Mr. Carriaga said he feared for his life in prison, but was more fearful of what dirty cops may do to him once he was released from DOC, which occurred shortly before the pandemic.

“I didn’t want to give them any reason at all to bother me, so once I got out, I straightened up my life and I was hardly ever even on the road,” he said, referring to his fear that Mr. Babauta or one of the other ‘dirty’ patrol officers would pull him over without cause and harm him.

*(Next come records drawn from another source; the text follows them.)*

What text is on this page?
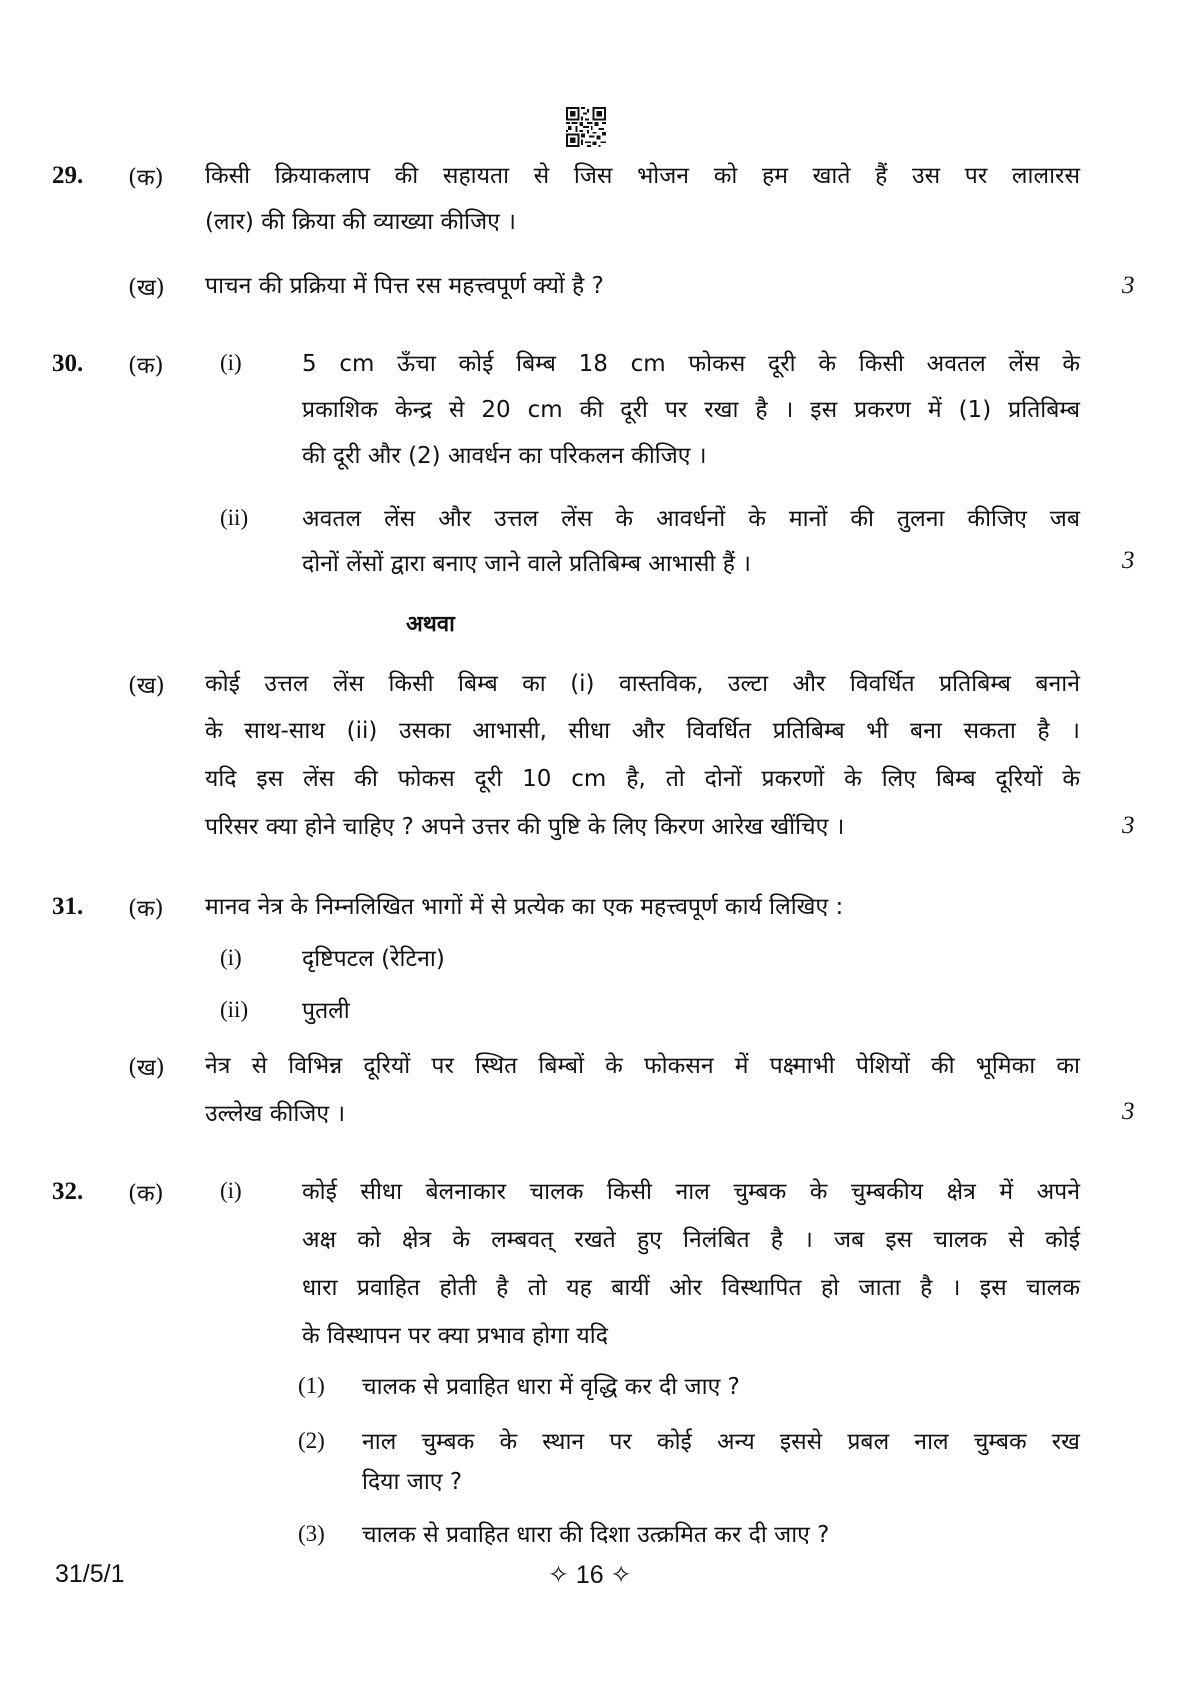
29. (क) किसी क्रियाकलाप की सहायता से जिस भोजन को हम खाते हैं उस पर लालारस
(लार) की क्रिया की व्याख्या कीजिए ।
(ख) पाचन की प्रक्रिया में पित्त रस महत्त्वपूर्ण क्यों है ?	3
30. (क) (i)	5 cm ऊँचा कोई बिम्ब 18 cm फोकस दूरी के किसी अवतल लेंस के
प्रकाशिक केन्द्र से 20 cm की दूरी पर रखा है । इस प्रकरण में (1) प्रतिबिम्ब
की दूरी और (2) आवर्धन का परिकलन कीजिए ।
(ii) अवतल लेंस और उत्तल लेंस के आवर्धनों के मानों की तुलना कीजिए जब
दोनों लेंसों द्वारा बनाए जाने वाले प्रतिबिम्ब आभासी हैं ।	3
अथवा
(ख) कोई उत्तल लेंस किसी बिम्ब का (i) वास्तविक, उल्टा और विवर्धित प्रतिबिम्ब बनाने
के साथ-साथ (ii) उसका आभासी, सीधा और विवर्धित प्रतिबिम्ब भी बना सकता है ।
यदि इस लेंस की फोकस दूरी 10 cm है, तो दोनों प्रकरणों के लिए बिम्ब दूरियों के
परिसर क्या होने चाहिए ? अपने उत्तर की पुष्टि के लिए किरण आरेख खींचिए ।	3
31. (क) मानव नेत्र के निम्नलिखित भागों में से प्रत्येक का एक महत्त्वपूर्ण कार्य लिखिए :
(i)	दृष्टिपटल (रेटिना)
(ii) पुतली
(ख) नेत्र से विभिन्न दूरियों पर स्थित बिम्बों के फोकसन में पक्ष्माभी पेशियों की भूमिका का
उल्लेख कीजिए ।	3
32. (क) (i)	कोई सीधा बेलनाकार चालक किसी नाल चुम्बक के चुम्बकीय क्षेत्र में अपने
अक्ष को क्षेत्र के लम्बवत् रखते हुए निलंबित है । जब इस चालक से कोई
धारा प्रवाहित होती है तो यह बायीं ओर विस्थापित हो जाता है । इस चालक
के विस्थापन पर क्या प्रभाव होगा यदि
(1) चालक से प्रवाहित धारा में वृद्धि कर दी जाए ?
(2) नाल चुम्बक के स्थान पर कोई अन्य इससे प्रबल नाल चुम्बक रख
दिया जाए ?
(3) चालक से प्रवाहित धारा की दिशा उत्क्रमित कर दी जाए ?
31/5/1	✧ 16 ✧
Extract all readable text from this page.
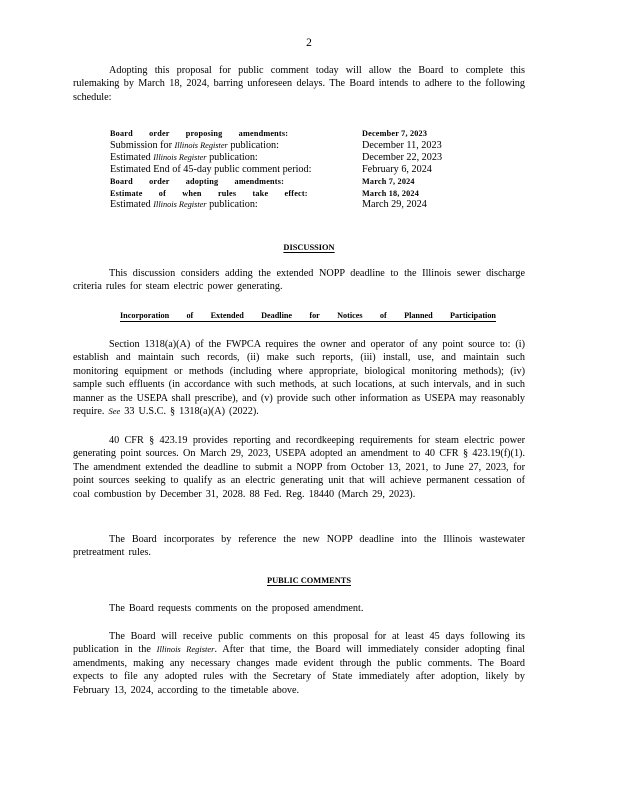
2

Adopting this proposal for public comment today will allow the Board to complete this rulemaking by March 18, 2024, barring unforeseen delays. The Board intends to adhere to the following schedule:

Board order proposing amendments:	December 7, 2023
Submission for Illinois Register publication:	December 11, 2023
Estimated Illinois Register publication:	December 22, 2023
Estimated End of 45-day public comment period:	February 6, 2024
Board order adopting amendments:	March 7, 2024
Estimate of when rules take effect:	March 18, 2024
Estimated Illinois Register publication:	March 29, 2024
DISCUSSION

This discussion considers adding the extended NOPP deadline to the Illinois sewer discharge criteria rules for steam electric power generating.

Incorporation of Extended Deadline for Notices of Planned Participation

Section 1318(a)(A) of the FWPCA requires the owner and operator of any point source to: (i) establish and maintain such records, (ii) make such reports, (iii) install, use, and maintain such monitoring equipment or methods (including where appropriate, biological monitoring methods); (iv) sample such effluents (in accordance with such methods, at such locations, at such intervals, and in such manner as the USEPA shall prescribe), and (v) provide such other information as USEPA may reasonably require. See 33 U.S.C. § 1318(a)(A) (2022).

40 CFR § 423.19 provides reporting and recordkeeping requirements for steam electric power generating point sources. On March 29, 2023, USEPA adopted an amendment to 40 CFR § 423.19(f)(1). The amendment extended the deadline to submit a NOPP from October 13, 2021, to June 27, 2023, for point sources seeking to qualify as an electric generating unit that will achieve permanent cessation of coal combustion by December 31, 2028. 88 Fed. Reg. 18440 (March 29, 2023).

The Board incorporates by reference the new NOPP deadline into the Illinois wastewater pretreatment rules.

PUBLIC COMMENTS

The Board requests comments on the proposed amendment.

The Board will receive public comments on this proposal for at least 45 days following its publication in the Illinois Register. After that time, the Board will immediately consider adopting final amendments, making any necessary changes made evident through the public comments. The Board expects to file any adopted rules with the Secretary of State immediately after adoption, likely by February 13, 2024, according to the timetable above.
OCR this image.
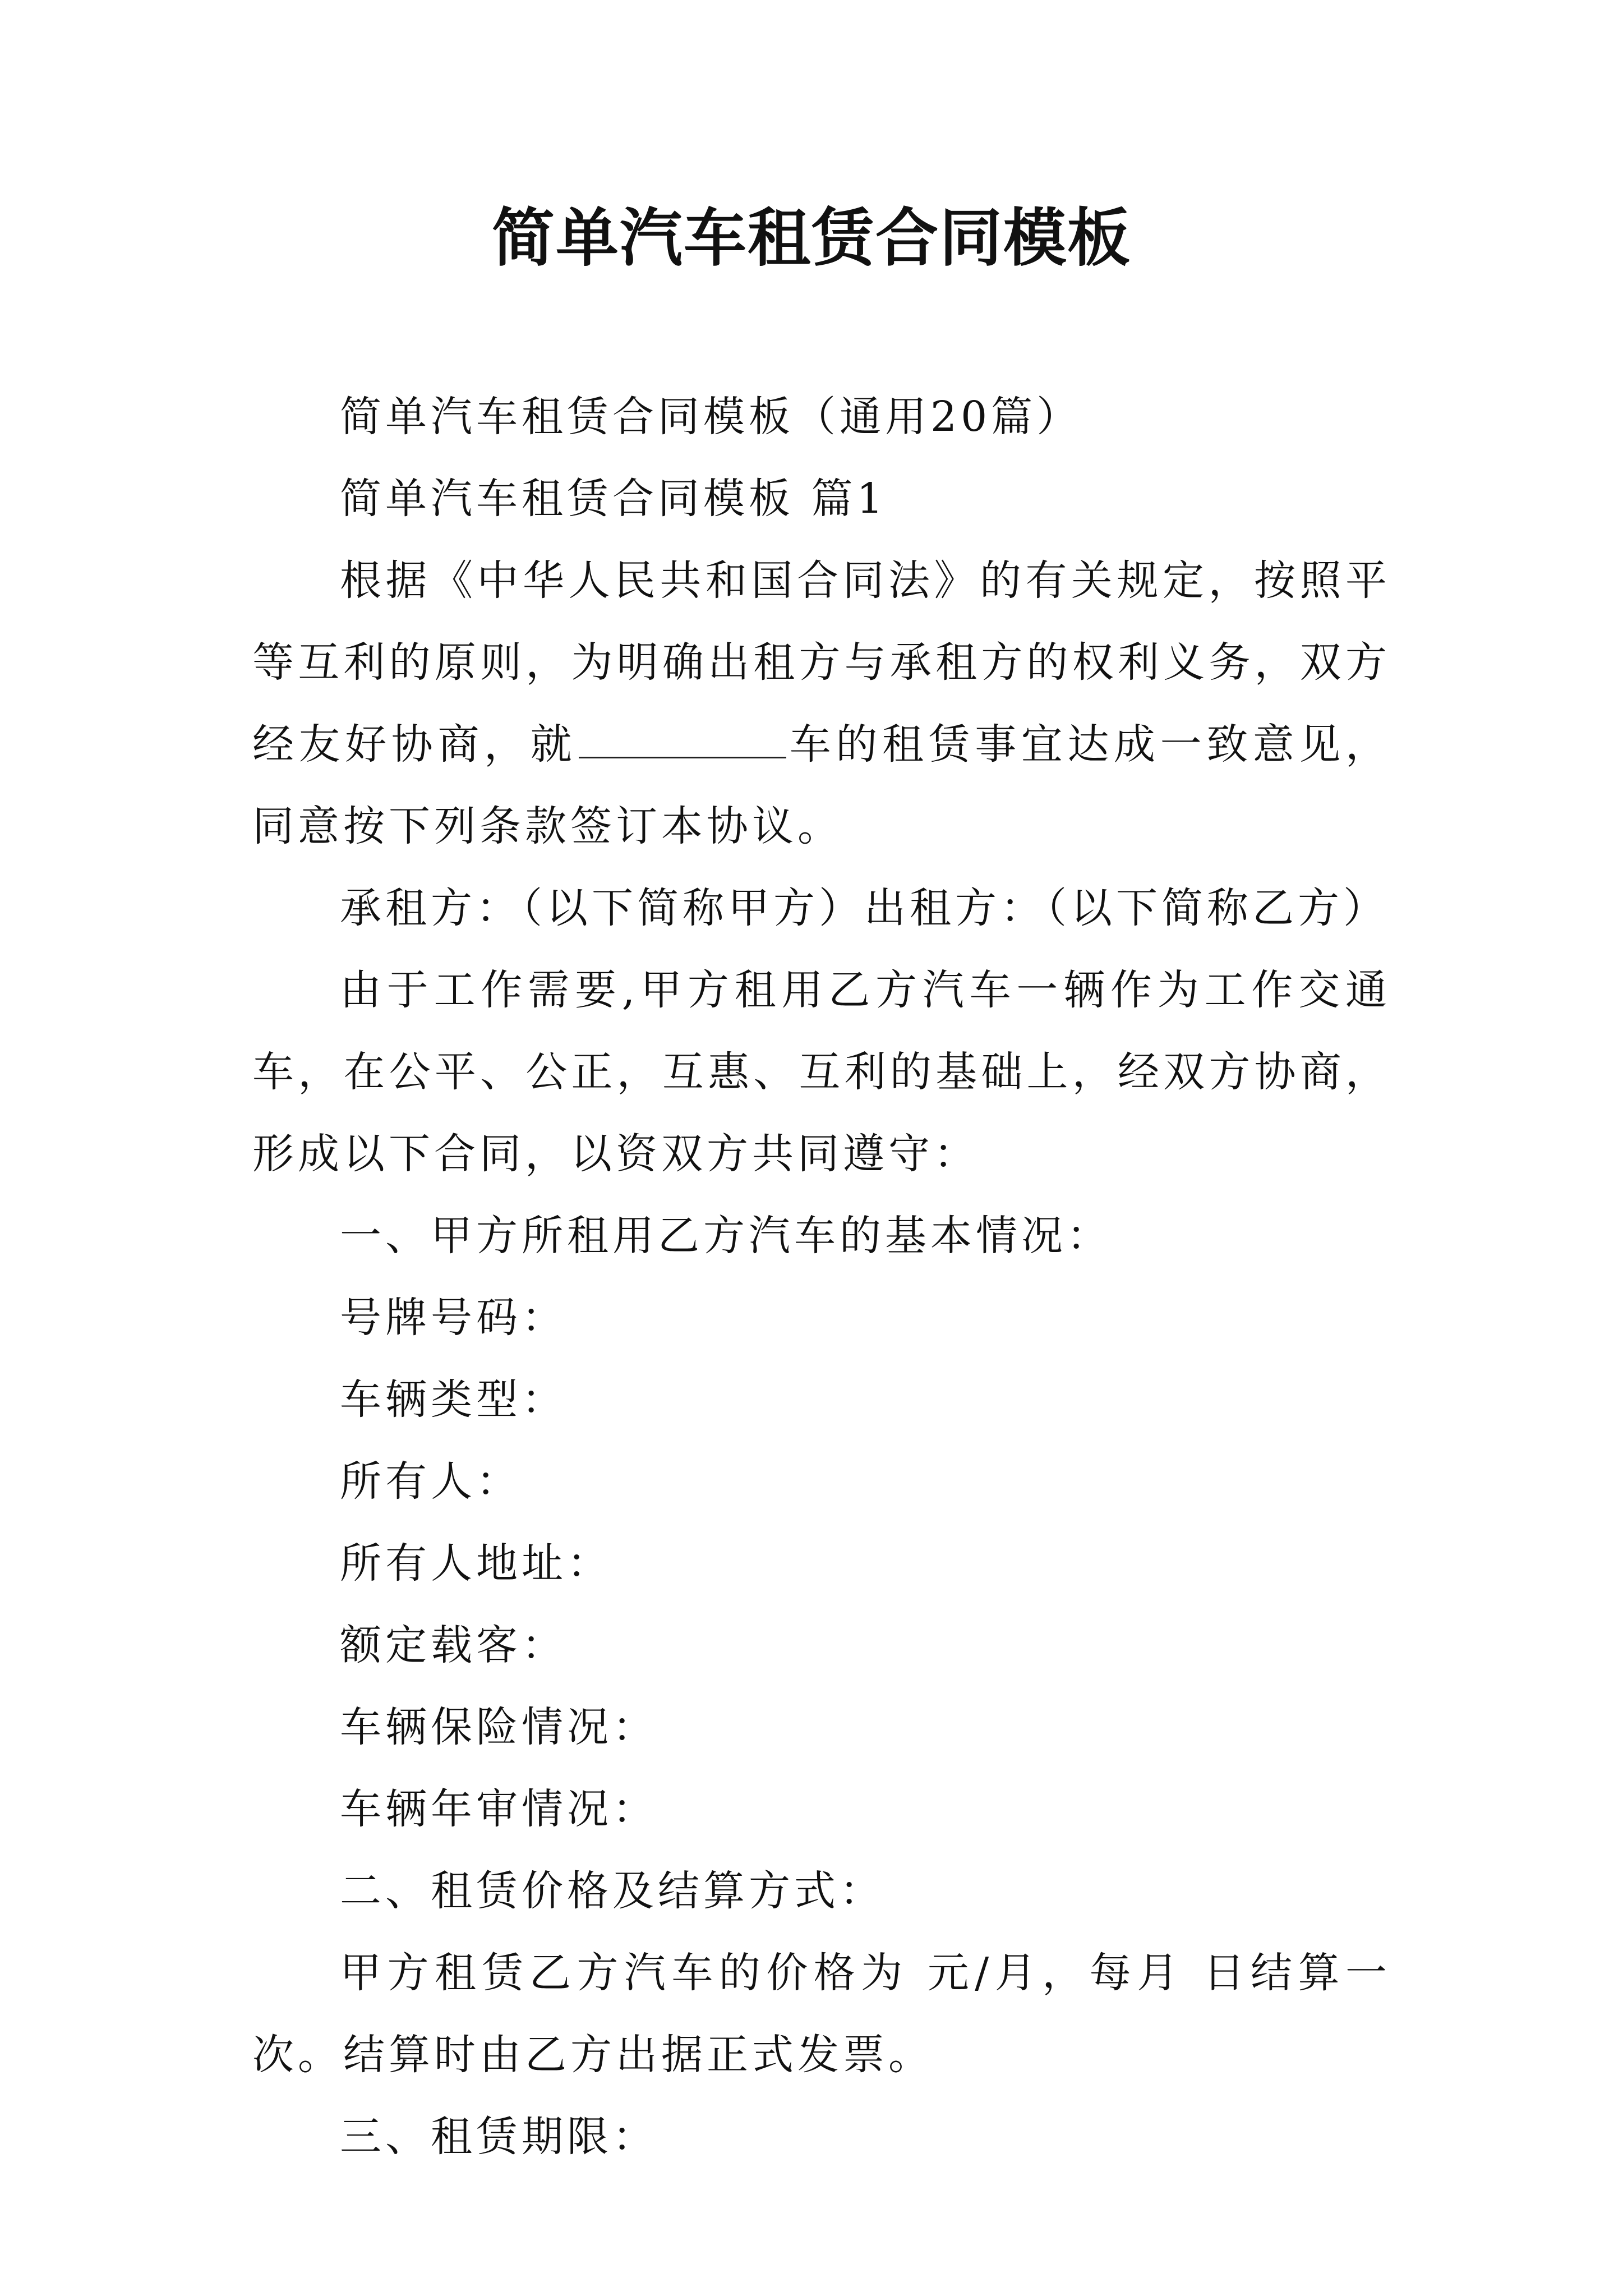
简单汽车租赁合同模板

简单汽车租赁合同模板（通用20篇）

简单汽车租赁合同模板 篇1

根据《中华人民共和国合同法》的有关规定，按照平等互利的原则，为明确出租方与承租方的权利义务，双方经友好协商，就	车的租赁事宜达成一致意见，同意按下列条款签订本协议。

承租方：（以下简称甲方）出租方：（以下简称乙方）

由于工作需要,甲方租用乙方汽车一辆作为工作交通车，在公平、公正，互惠、互利的基础上，经双方协商，形成以下合同，以资双方共同遵守：

一、甲方所租用乙方汽车的基本情况：

号牌号码：

车辆类型：

所有人：

所有人地址：

额定载客：

车辆保险情况：

车辆年审情况：

二、租赁价格及结算方式：

甲方租赁乙方汽车的价格为 元/月，每月 日结算一次。结算时由乙方出据正式发票。

三、租赁期限：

“He’s safer out there, for sure,” Carriaga’s attorney, Stephen Hattori said of Carriaga’s new life in the mainland U.S. “He turned his life around. He’s got a good job. And really, he has nothing to gain by telling this story. In fact, he stands to lose a lot if people go after him.”

“I just want the truth out there, you know, maybe so it can help other people who are now in my shoes, or maybe these bad cops can be stopped, you know?” Mr. Carriaga said of his motives. “I’ve been trying to explain this to probation, but they didn’t want to hear it, and I kinda thought, ‘who am I gonna tell this to? No one’s gonna listen to me.’ And then I saw your guys’s story about the federal investigation, and I thought, ‘I should call these guys. I should tell my story.'”

It’s a story Mr. Carriaga already has begun to explain to Judge Perez. And according to the judge, he wants to know more about what has happened. At the conclusion of the January 24 status hearing, he told both the prosecutor and the defense attorneys in the case that he will be calling a sealed hearing on the matter.